At a session during the RSNA annual meeting, researchers and privacy experts detailed what they called a “Pandora’s box” of risks tied to AI in medical imaging. The full report, published by RSNA in May 2026, highlights several specific vulnerabilities:

  • Metadata leaking identity. Medical images are often stored with embedded metadata—name, date of birth, facility, and even physician notes. Even when “de-identified,” some of this data can persist or be re-extracted.
  • AI model inversion. Some deep learning models can reconstruct recognizable faces or bodily features from de-ified image sets. This is not theoretical; it has been demonstrated in research.
  • Unauthorized sharing for training. Third-party AI vendors sometimes receive large batches of imaging data for model training. The contracts and oversight on those transfers are not always strong enough to prevent misuse or accidental breaches.

The report does not claim that such incidents are widespread yet, but it stresses that the infrastructure for protecting patient data has not evolved alongside the rapid deployment of AI tools.

Why It Matters

Medical images are not just generic data—they are uniquely identifiable. Your skull shape, your spine alignment, even your ear geometry can be used to match images back to you, even if your name is stripped. That is why HIPAA treats medical images as protected health information.
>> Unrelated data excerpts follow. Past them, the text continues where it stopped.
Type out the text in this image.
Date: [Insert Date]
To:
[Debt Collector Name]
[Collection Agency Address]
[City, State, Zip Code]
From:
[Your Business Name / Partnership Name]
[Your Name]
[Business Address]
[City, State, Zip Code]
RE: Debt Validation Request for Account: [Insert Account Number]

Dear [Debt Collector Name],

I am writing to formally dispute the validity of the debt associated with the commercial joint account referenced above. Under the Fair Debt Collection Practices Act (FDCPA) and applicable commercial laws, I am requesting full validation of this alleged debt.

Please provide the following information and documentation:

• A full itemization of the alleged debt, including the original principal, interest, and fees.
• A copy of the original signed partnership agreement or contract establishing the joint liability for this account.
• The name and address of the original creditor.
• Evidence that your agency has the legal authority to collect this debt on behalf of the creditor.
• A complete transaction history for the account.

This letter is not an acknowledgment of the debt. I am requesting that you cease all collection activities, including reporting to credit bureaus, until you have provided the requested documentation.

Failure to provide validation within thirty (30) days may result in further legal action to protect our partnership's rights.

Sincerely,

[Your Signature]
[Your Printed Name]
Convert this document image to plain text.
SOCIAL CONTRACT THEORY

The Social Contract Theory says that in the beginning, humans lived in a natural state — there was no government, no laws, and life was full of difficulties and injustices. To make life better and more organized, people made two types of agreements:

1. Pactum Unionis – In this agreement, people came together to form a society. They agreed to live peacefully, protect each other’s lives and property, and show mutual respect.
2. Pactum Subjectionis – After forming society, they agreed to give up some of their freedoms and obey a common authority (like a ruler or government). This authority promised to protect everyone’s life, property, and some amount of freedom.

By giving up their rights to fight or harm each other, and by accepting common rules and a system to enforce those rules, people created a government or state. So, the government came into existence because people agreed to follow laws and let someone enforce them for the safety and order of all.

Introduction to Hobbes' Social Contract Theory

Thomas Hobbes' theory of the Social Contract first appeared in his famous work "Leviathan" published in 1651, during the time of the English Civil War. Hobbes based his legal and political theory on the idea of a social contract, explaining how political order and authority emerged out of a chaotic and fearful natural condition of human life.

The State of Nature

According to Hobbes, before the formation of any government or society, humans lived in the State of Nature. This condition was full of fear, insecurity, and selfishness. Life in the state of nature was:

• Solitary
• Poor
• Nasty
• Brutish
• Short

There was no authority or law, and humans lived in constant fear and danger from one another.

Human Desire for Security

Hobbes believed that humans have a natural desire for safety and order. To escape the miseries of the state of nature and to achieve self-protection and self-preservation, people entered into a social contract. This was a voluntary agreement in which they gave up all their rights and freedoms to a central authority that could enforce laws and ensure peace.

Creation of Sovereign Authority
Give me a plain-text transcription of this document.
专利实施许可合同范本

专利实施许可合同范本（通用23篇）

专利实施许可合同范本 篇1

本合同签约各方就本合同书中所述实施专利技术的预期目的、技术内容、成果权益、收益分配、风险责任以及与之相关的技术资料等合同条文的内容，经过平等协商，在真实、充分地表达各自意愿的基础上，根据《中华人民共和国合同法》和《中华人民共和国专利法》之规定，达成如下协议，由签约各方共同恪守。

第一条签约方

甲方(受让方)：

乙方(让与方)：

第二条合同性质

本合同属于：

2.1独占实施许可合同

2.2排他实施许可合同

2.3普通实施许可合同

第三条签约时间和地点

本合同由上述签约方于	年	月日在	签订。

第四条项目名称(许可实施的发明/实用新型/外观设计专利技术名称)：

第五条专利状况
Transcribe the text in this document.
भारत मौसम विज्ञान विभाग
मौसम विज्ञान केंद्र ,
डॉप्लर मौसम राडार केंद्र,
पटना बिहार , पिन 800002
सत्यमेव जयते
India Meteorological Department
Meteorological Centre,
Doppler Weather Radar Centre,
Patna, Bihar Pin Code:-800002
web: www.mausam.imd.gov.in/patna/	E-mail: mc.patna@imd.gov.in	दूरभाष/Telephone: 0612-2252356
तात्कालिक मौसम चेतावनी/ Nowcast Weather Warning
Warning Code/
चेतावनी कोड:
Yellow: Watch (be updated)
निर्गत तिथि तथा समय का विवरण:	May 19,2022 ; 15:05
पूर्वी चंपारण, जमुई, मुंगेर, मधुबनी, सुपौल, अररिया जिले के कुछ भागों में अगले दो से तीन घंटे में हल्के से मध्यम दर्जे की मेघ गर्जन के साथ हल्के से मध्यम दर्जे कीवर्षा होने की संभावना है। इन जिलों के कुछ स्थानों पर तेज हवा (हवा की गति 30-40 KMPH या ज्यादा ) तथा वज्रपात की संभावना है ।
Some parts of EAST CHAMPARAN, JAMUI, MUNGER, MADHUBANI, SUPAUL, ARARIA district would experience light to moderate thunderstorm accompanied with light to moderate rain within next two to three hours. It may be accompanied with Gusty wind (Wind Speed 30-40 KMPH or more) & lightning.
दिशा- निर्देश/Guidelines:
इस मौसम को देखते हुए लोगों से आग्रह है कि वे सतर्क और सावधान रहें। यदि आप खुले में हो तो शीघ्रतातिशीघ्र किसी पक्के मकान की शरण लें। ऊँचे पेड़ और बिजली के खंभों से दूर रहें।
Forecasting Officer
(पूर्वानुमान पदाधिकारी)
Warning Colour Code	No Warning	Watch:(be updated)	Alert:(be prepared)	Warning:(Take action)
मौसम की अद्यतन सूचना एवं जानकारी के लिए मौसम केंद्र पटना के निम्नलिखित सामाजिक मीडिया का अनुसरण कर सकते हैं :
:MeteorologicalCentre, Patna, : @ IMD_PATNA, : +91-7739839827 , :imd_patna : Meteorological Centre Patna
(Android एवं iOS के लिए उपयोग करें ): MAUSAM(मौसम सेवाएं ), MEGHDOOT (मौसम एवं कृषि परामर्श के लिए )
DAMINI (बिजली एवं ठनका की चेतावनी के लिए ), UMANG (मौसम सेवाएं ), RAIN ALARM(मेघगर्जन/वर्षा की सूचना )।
The concern is not that AI is inherently dangerous, but that the privacy safeguards designed for static records and film do not apply well to machine learning workflows. For example:

  • When a hospital sends scans to a cloud AI service, who exactly has access? The vendor’s engineers, data scientists, and perhaps subcontractors.
  • If an AI model is later published or shared, could someone run a “reconstruction attack” on it to pull out original images? Researchers have shown it is possible in controlled settings.
  • Data breaches involving medical imaging databases have already happened. In one well-publicized case, a radiology AI vendor stored scans on an unprotected server, exposing millions of records.

Regulators are aware. The FDA reviews AI tools for safety and effectiveness but has not historically focused on downstream data privacy. HHS (which enforces HIPAA) has issued guidance but enforcement has been uneven, especially when data crosses to third parties.

What Readers Can Do

You do not need to be a technologist to reduce your risk. Here are practical steps, framed as questions you can ask:

  1. Ask your provider: “Who has access to my imaging data besides your hospital?”
    Many radiology departments work with AI vendors. You have a right to know which companies, and whether your data is anonymized before it leaves the hospital.

  2. Inquire about the de-identification process.
    “De-identified” can mean different things. Ask if metadata like your name, date of birth, and scanner location are fully removed before any external use. A simple question can prompt the office to review its practices.

  3. Read the notice of privacy practices.
    HIPAA requires every provider to give you a document explaining how your data can be used. Look for language about “research” or “business associates” that may permit sharing with AI companies.

  4. Opt out if your provider allows it.
    Some hospitals let you restrict use of your data for research or AI training. It may not apply to all uses, but it is worth asking.

  5. Be cautious about sharing images with online services.
    Avoid uploading your scans to third-party “AI diagnostic” websites unless you are certain about their privacy policy and security.

Sources

  • Medical Imaging AI Opens a Pandora’s Box of Privacy-Related Risks, Radiological Society of North America (RSNA), May 20, 2026.
  • RSNA 2025 Technical Exhibits – Largest Radiology AI Showcase, RSNA, September 2025.
  • Additional coverage from radiology and health IT outlets discussing AI de-identification challenges and prior data breaches.

The science of AI in imaging holds real promise for catching diseases earlier. But that progress should not come at the cost of your privacy. Understanding these risks is the first step toward ensuring your medical images are used only in ways you can trust.